Boyz N The Hood. (12A.)
Directed by John Singleton. 1991.
Starring Ice Cube, Cuba Gooding Jr, Morris Chestnut, Larry Fishburne, Nia Long and Angela Bassett. Re-released to mark its 25th anniversary and as part of the BFI's Black Star season. 107 mins.
The film opens with the sound of young black males mothereffing and blinding over the traditional Columbia Studio the lady with the torch logo. The message is clear: this is a break from the norm, a bold new voice and bold new experience. Next is the statistic, 1 out of every 21 black males in the United States will be murdered, usually by another black male. I'm old enough to remember the enormous hype surrounding its initial release: that this was a radical new talent showing us the reality of life in South Central LA. I can also remember the disappointment in going to see it and realising that this was basically a Disney film.
There are some harrowing touches and insights, and the reality of living against a constant backdrop of sirens, gunfire and police helicopters is forcefully put across.

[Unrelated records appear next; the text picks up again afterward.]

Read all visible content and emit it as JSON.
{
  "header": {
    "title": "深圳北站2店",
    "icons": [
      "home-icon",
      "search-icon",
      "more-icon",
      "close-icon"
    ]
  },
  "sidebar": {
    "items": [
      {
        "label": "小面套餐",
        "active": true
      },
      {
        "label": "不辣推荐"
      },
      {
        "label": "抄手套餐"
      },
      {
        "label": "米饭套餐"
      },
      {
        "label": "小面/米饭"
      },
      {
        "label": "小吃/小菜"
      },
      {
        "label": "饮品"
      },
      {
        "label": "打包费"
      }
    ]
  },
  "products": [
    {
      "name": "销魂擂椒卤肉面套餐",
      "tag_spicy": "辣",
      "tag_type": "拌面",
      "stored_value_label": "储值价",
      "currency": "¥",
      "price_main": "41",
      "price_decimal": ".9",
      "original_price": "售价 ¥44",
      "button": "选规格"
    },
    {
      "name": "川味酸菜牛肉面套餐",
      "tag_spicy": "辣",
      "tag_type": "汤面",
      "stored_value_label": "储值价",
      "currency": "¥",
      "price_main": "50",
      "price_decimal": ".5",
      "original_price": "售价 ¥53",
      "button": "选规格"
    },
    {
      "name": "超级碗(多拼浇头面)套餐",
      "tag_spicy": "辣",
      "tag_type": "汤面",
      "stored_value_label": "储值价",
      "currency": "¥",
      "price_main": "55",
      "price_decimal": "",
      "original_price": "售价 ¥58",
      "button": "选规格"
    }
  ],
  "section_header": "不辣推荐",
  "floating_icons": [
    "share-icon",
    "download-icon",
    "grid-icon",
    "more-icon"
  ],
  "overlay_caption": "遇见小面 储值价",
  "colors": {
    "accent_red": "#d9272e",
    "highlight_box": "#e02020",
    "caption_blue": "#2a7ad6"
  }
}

Outside of that, the basic story is a straightforward one of young people trying to make their way in the world and triumphing, or not, against adversity. The backdrop may be new and the language coarser, but its dramatic strategies and tear stained tragedies are tried and tested, and not done with any special elan.
The film is best in its first third, set in 1984 when we meet the younger versions of the main characters. Singleton shoots this as a homage to his favourite film Stand By Me, and in these scenes he has a real film. Later on it become hampered by its need to be important.
Boyz may be a landmark movie but it isn't a great one, and though the ending invites us to Increase The Peace, the film lasting significance has been to introduce, or reinforce a template for gangster rap promos. A few years after I would find myself on Saturday mornings watching Yo MTV Raps! where every other video seemed to be have people in bouncing cars in South Central, strutting around with guns and I don't remember being nice to each other figuring much in their rhymes, even though half of them were called Ice.